As often occurs there is a lot of really great material on cut-the-knot.org: https://www.cut-the-knot.org/triangle/Morley/   I particularly liked John Conways’s backwards construction.

• Polynomial Division to find tangent lines. It turns out you can use polynomial division (!) to find the tangent line to a curve: https://en.wikipedia.org/wiki/Polynomial_long_division#Finding_tangents_to_polynomial_functions.   Working out why it worked was an interesting exercise. In particular: I thought a lot about inflection points and what a tangent really means there geometrically.

• Polynomial reciprocals: Given a polynomial equation $ a_1 x^n +  a_2 x^{n-1} …. + a_n = 0 $.  We can perform the following substitution: $ y = \frac{1}{x} $ and (after multiplying by $y^n$ out pops the inverted equation: $a_ny^n +  + a_{n-1} y^{n-1} …. + a_0 = 0$. But then look at the roots of the original equation  $ (x - r_1)(x - r_2)….(x - r_n) = 0 $  After the substitution the new roots are just the reciprocals.

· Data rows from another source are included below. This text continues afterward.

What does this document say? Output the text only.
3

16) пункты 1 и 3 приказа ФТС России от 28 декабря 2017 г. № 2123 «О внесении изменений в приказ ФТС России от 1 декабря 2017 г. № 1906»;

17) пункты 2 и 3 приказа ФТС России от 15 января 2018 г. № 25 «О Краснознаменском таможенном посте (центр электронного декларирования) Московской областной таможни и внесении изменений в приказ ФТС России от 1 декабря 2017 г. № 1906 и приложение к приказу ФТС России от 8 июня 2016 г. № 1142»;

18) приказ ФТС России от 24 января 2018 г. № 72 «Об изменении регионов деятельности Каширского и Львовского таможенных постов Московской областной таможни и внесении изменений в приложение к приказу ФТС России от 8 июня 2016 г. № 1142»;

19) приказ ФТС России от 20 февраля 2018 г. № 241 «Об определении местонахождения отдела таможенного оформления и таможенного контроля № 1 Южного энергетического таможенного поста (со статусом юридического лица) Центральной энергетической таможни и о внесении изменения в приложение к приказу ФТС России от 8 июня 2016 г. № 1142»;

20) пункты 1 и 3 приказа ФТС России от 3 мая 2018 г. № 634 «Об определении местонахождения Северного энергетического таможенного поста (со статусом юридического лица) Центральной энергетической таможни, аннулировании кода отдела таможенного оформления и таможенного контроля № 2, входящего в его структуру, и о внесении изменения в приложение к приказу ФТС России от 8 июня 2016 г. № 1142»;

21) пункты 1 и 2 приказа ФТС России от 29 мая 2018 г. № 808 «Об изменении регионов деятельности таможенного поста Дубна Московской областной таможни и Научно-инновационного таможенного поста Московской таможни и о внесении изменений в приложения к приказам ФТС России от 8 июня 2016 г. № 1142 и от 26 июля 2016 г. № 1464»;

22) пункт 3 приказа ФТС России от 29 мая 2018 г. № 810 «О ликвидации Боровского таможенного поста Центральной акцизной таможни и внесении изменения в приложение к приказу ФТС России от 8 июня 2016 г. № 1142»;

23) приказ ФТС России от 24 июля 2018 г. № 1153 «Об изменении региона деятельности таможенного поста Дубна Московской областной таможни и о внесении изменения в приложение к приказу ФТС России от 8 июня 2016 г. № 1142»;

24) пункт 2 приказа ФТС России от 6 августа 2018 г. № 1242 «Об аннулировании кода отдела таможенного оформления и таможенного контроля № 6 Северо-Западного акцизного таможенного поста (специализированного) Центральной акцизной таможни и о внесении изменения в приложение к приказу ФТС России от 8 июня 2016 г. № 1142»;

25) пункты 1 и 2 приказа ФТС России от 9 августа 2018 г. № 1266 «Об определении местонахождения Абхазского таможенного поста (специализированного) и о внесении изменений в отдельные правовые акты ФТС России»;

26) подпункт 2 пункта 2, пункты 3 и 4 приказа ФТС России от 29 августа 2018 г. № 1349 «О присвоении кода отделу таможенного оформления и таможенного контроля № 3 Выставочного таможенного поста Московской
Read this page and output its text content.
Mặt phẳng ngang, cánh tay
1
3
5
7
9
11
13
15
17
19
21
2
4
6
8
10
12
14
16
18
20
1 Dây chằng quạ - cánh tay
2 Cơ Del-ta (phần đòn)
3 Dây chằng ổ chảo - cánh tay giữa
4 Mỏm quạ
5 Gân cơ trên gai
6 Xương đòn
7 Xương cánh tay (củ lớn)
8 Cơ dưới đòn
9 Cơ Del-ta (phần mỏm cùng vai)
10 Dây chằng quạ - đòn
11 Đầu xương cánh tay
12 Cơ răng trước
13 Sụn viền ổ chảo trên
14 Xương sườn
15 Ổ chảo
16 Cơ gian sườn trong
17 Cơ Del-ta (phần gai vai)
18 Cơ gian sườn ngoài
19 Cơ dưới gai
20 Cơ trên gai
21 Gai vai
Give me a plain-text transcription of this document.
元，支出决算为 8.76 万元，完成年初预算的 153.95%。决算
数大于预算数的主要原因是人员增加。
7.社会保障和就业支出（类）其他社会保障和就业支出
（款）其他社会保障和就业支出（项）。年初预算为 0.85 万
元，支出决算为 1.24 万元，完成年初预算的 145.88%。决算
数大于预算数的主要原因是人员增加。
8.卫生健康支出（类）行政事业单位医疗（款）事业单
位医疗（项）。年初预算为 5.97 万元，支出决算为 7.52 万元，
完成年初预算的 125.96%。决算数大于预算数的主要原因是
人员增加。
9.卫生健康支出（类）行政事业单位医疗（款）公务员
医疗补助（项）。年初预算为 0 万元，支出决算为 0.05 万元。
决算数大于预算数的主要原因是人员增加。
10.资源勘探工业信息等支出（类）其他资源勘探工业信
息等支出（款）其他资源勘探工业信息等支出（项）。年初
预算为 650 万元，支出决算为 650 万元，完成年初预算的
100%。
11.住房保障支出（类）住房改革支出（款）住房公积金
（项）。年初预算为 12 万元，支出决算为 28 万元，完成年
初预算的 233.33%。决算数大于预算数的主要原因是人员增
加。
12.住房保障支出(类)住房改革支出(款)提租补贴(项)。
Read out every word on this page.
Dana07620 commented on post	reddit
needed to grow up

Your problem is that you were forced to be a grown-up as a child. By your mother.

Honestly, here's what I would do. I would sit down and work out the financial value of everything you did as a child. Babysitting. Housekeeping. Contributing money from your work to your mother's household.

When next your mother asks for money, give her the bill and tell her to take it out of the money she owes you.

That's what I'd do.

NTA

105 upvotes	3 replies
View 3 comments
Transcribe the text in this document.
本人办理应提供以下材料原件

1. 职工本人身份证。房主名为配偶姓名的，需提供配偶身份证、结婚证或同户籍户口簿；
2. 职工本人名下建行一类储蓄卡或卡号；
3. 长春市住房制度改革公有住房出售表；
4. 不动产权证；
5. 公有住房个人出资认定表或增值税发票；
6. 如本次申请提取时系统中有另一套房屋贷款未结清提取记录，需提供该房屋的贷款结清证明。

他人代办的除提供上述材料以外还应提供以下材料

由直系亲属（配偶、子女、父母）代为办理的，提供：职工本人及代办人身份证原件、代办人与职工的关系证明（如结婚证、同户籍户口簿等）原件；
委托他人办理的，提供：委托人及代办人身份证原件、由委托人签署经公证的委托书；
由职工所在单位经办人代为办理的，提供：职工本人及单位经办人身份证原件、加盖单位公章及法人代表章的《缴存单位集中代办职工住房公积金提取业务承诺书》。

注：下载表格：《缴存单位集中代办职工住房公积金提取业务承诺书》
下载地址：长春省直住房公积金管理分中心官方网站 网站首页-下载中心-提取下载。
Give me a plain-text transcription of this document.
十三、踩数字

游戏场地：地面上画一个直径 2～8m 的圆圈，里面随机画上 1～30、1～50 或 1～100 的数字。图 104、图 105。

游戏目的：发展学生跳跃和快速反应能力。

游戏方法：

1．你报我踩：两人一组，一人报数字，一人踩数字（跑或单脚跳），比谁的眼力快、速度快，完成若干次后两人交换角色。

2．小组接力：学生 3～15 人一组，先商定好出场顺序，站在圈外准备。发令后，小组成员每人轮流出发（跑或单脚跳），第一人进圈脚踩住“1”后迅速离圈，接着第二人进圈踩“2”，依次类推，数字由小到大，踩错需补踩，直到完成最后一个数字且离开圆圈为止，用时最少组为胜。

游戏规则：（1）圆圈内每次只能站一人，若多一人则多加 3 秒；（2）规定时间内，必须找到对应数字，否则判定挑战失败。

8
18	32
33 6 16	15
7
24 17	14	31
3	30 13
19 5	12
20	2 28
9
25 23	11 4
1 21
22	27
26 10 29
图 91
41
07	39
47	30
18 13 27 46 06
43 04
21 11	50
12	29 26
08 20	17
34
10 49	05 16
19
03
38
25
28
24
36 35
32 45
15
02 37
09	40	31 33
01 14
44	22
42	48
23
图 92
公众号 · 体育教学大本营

Ex:  $  \frac{1}{y}   - r_1 = 0 \rightarrow y = \frac{1}{r_1} $   There are some linear algebra extension of this I have to look into more.

• Lill’s Method to solve polynomials:  This is the most recent discovery and I’m still thinking/playing with it. 

Open question :

Green path is the given one - vs blue path which encodes one of the roots pic.twitter.com/prasPCpgMu — Benjamin Leis (@benjamin_leis) August 14, 2019

Honorable Mention:

• Grant Sanderson’s Keep/Kill/Divide  https://aperiodical.com/2019/07/the-big-internet-math-off-2019-group-1-grant-sanderson-vs-alaric-stephen/

I haven’t actually dug into this one yet but it was fascinating and I need to make time to look at it more.